Dr. Suguna Devi Sakkiah received her Ph.D. from Gyeongsang National University (GNU), South Korea in 2012 and her master’s degree from Bharathiar University, India. In 2010, she received a Young Pioneer Research Scientist award while pursuing her Ph.D. After receiving her Ph.D., she worked as a postdoctoral researcher at the Gwangju Institute of Science and Technology, the University of California, Los Angeles and the Cedars-Sinai Medical Center, Los Angeles from 2012 to 2015. She joined NCTR as an ORISE postdoctoral researcher in 2015 and converted to an FDA staff fellow in 2018. During her research career, Dr. Sakkiah has published more than 60 peer-reviewed research articles and review papers, and two book chapters.
Research Interests
Dr. Sakkiah’s main interests are in cheminformatics, molecular docking, molecular dynamics simulation, QSAR, database, and machine learning. To assist in safety evaluation of FDA-regulated products Dr. Sakkiah has developed multiple models to predict chemicals such as neuronal acetylcholine esterase binding with endocrine receptors (androgen and estrogen receptors). Currently, she is developing an androgenic activity database (AADB) to enhance knowledge about endocrine disruptors and to apply computational chemistry and machine learning to reduce drug cardiotoxicity and opioid addiction.
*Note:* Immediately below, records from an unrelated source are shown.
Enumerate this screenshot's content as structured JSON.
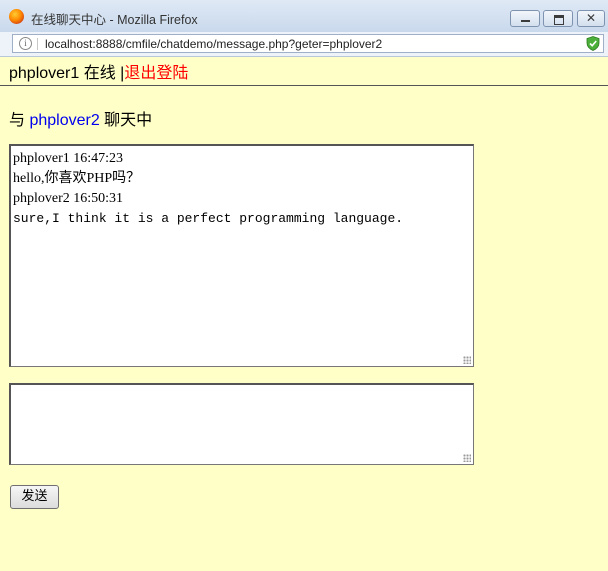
{
  "window": {
    "title": "在线聊天中心 - Mozilla Firefox",
    "url": "localhost:8888/cmfile/chatdemo/message.php?geter=phplover2"
  },
  "status": {
    "username": "phplover1",
    "online_text": " 在线 |",
    "logout_label": "退出登陆"
  },
  "chat_header": {
    "prefix": "与 ",
    "peer": "phplover2",
    "suffix": " 聊天中"
  },
  "messages": [
    {
      "header": "phplover1 16:47:23",
      "text": "hello,你喜欢PHP吗？"
    },
    {
      "header": "phplover2 16:50:31",
      "text": "sure,I think it is a perfect programming language."
    }
  ],
  "compose": {
    "value": "",
    "send_label": "发送"
  },
  "icons": {
    "browser": "firefox-icon",
    "site_info": "info-icon",
    "security": "shield-icon"
  }
}
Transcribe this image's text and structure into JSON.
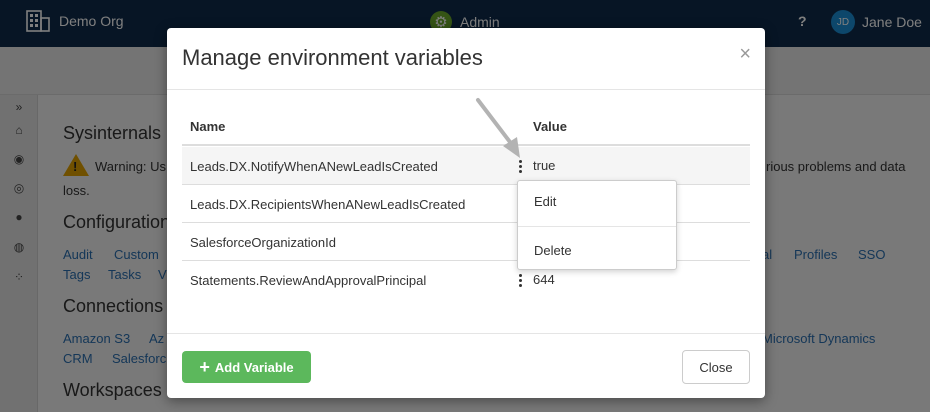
{
  "topbar": {
    "org_name": "Demo Org",
    "app_name": "Admin",
    "help_label": "?",
    "user_initials": "JD",
    "user_name": "Jane Doe"
  },
  "background": {
    "sysinternals_title": "Sysinternals",
    "warning_text_start": "Warning: Us",
    "warning_text_end": "rious problems and data",
    "warning_text_line2": "loss.",
    "configuration_title": "Configuration",
    "config_links_row1": [
      "Audit",
      "Custom",
      "al",
      "Profiles",
      "SSO"
    ],
    "config_links_row2": [
      "Tags",
      "Tasks",
      "V"
    ],
    "connections_title": "Connections",
    "connection_links_row1": [
      "Amazon S3",
      "Az",
      "Microsoft Dynamics"
    ],
    "connection_links_row2": [
      "CRM",
      "Salesforc"
    ],
    "workspaces_title": "Workspaces"
  },
  "modal": {
    "title": "Manage environment variables",
    "close_symbol": "×",
    "columns": {
      "name": "Name",
      "value": "Value"
    },
    "rows": [
      {
        "name": "Leads.DX.NotifyWhenANewLeadIsCreated",
        "value": "true"
      },
      {
        "name": "Leads.DX.RecipientsWhenANewLeadIsCreated",
        "value": ""
      },
      {
        "name": "SalesforceOrganizationId",
        "value": ""
      },
      {
        "name": "Statements.ReviewAndApprovalPrincipal",
        "value": "644"
      }
    ],
    "context_menu": {
      "edit": "Edit",
      "delete": "Delete"
    },
    "add_button": "Add Variable",
    "close_button": "Close"
  },
  "colors": {
    "topbar": "#0f2b4a",
    "add_button": "#5cb85c",
    "link": "#2a6fb0",
    "avatar": "#1b8fd6"
  }
}
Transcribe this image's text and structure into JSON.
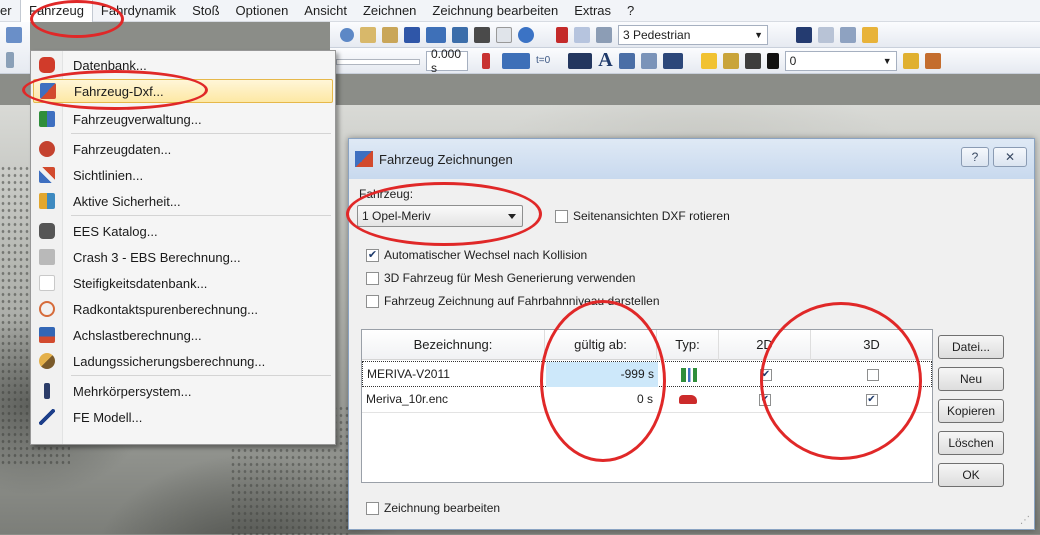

OpenTox Virtual Conference Session 1. Endocrine Disruption
Endocrine disruptors are chemicals which can interact with nuclear receptors and alter endocrine function which leads to various adverse health effects in humans. The evidence that endocrine disruptors could disrupt endocrine systems sparked intense international scientific discussion and debate, culminating in issuance of legislation that reauthorized the Safe Drinking Water Act and the 1996 Food Quality Protection Act. These laws mandated that the Environmental Protection Agency develop an endocrine disruptor screening program. This session will give a deep and insightful discussion about the endocrine disruptors and their mechanisms to alter the function of the endocrine proteins such as estrogen receptor, androgen receptor, etc. Mainly the core important hormone enzymes Estrogen-related receptor alpha and Aldo–Keto Reductases C3 (AKR1C3) will be discussed including their metabolism, pathways, and key concepts of related drug design approaches. Also, we will discuss the mechanism of the estrogen related receptor and its role in hepatic metabolism and pathophysiology.